Despite apparently removing all traces of the Ali installation I am getting an error message in Event Viewer after each boot up as follows:-

"Event ID 7000 - The Ali PCI to USB Enhanced Host Controller service failed to start due to the following error: The system cannot find the file specified."

There is no such service listed in the Services list.

The Ali PCI to USB Enhanced Host Controller was one of the several Ali items I uninstalled in Device Manager and there are certainly no entries in Device Manager for USB other than the original Intel Ones relating to my Motherboard.

A search of files for Ali reveals an Inf file (wdma_ali.inf) and an associated PNF file (wdma_ali.PNF) but I am not sure whether these files are part of the Windows XP system or were installed from the Ali Drivers CD.

Has anyone any suggestion as to why I am getting this error message and how to remove it?


----------



## hwm54112 (Oct 10, 2005)

*Re: USB 2.0 PCI Card problem*

Add/remove propgrams doesn't always remove the registry entries. A registry cleaner may do the trick, though I don't reccomend them (can remove more than desired). You could also delete the registry entries manually. see regedit, by searching it for Ali PCI to USB Enhanced Host Controller and deleting those entries.
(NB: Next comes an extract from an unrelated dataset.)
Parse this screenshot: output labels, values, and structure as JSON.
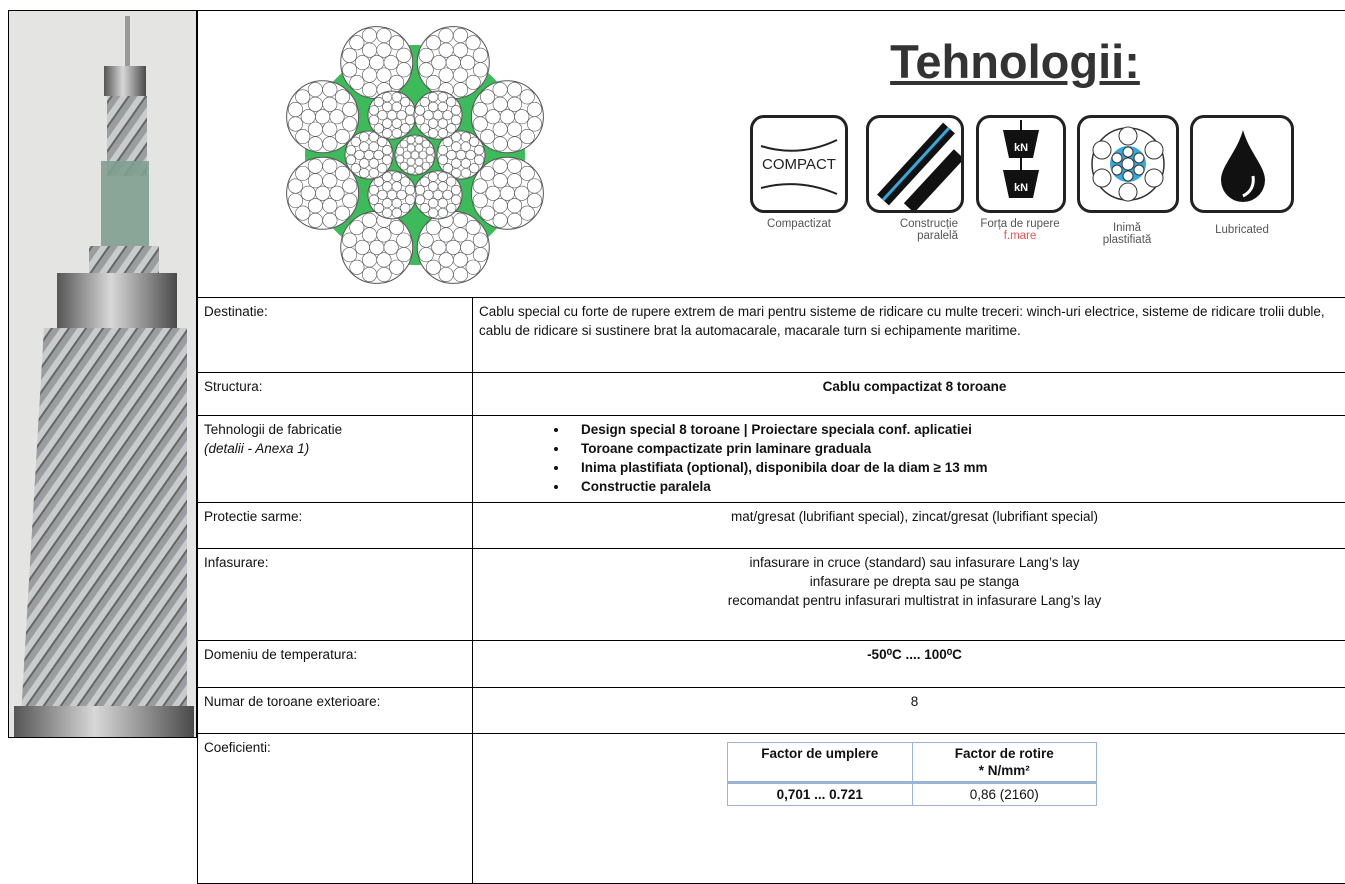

Always back up the registry!!


----------



## TheMatt (May 9, 2006)

*Re: USB 2.0 PCI Card problem*

Hi Eric,

It is worth pointing out that almost all external hard drives need a separate power connector because USB cannot provide enough power most of the time. It you are not using an external power connector and your hard drive has a connector for one, you should plug it in.

BTW, the inf and pnf files are from the installation CD and were put there. Those are the files that control the driver. You should remove those if you want to install the driver. 

Have you tried letting Windows use a plug and play driver for the card?


----------



## EricG (Aug 29, 2004)

*Re: USB 2.0 PCI Card problem*

Hi both

I first removed the inf and pnf files and after a reboot the error still showed.

I then removed the Ali PCI to USB Enhanced Host Controller in the registry (exported first so I could reinstall it if it screwed up the system and again rebooted - no error message showing, so that seems to have done the trick.

Many thanks for your help.


----------



## TheMatt (May 9, 2006)

You're welcome.


----------